O capítulo III trata da Evolução da Arquitectura durante a Idade-Média. Consumada a queda do império romano com excepção do chamado Império Romano do Oriente com capital em Constantinopla, a força principal que se impôs foi a Igreja Católica, o que teve consequências relevantes no desenvolvimento da Arquitectura. Uma primeira consequência foi a construção de igrejas que permitiam à igreja interagir com os fiéis e estabelecer a sua rede de influências e conventos que funcionavam também como local onde uma reserva de quadros podia ser mantida de forma organizada. As igrejas com cobertura de madeira que seguiam a tradição dos templos romanos eram facilmente incendiadas e destruídas durante os inúmeros conflitos. A Igreja começou, portanto a construir templos com cobertura de pedra, seguindo os princípios iniciados pelos caldeus e aperfeiçoados pelos romanos, de construção de abóbadas. Começaram, portanto, a surgir grandes igrejas com cobertura em abóbada e reforço das paredes para suportarem as imensas abóbadas necessárias a essas grandes construções. Praticamente desapareceram janelas e outras aberturas para o exterior, por razões construtivas, mas reforçando, por outro lado a defesa dos templos perante investidas e invasores e de ladrões. Nascia o estilo românico.

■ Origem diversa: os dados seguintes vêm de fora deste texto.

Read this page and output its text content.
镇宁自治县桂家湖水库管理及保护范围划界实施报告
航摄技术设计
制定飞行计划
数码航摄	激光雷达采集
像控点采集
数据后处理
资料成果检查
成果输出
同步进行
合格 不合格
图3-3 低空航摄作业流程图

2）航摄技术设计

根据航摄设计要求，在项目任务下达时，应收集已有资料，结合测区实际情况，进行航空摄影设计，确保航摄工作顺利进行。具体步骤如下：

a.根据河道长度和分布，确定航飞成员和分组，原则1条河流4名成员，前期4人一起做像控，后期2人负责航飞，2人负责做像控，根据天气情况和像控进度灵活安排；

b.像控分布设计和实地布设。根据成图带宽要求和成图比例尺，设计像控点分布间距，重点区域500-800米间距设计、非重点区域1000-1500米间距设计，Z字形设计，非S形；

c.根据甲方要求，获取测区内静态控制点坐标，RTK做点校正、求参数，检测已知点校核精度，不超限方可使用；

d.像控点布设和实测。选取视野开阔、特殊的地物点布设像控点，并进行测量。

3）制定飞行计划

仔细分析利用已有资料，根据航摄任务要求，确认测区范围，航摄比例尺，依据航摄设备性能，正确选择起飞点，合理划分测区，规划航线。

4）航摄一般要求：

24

Um outro aspecto relevante da arquitectura medieval são os castelos, fortalezas mais ou menos complexas onde habitavam os senhores feudais e, por vezes, parte das populações suas vassalas. Inicialmente os castelos tinham apenas funções militares, mas com o evoluir da situação começaram a englobar também palácios para habitação dos senhores e outras construções levando à necessidade de existência de várias linhas de defesa materializadas em muralhas. Da mesma forma as cidades cercaram-se de muralhas que protegiam as populações. À medida que se avançava no tempo as populações acorreram às cidades mais protegidas e onde era possível viver menos dependentemente dos senhores feudais. O natural crescimento impôs soluções construtivas novas para as habitações e para os negócios dos artesãos e comerciantes, levando ao aumento do número de andares das casas e do estreitar dos espaços públicos, em particular das ruas.
Um outro aspecto determinante foi o desenvolvimento de construções sustentadas em ogivas que possibilitaram o aparecimento de catedrais de maior riqueza estética e com muito mais aberturas para o exterior. Aparecia, portanto, lentamente, o estilo ogival que para além das catedrais se espalhou por todos os edifícios públicos.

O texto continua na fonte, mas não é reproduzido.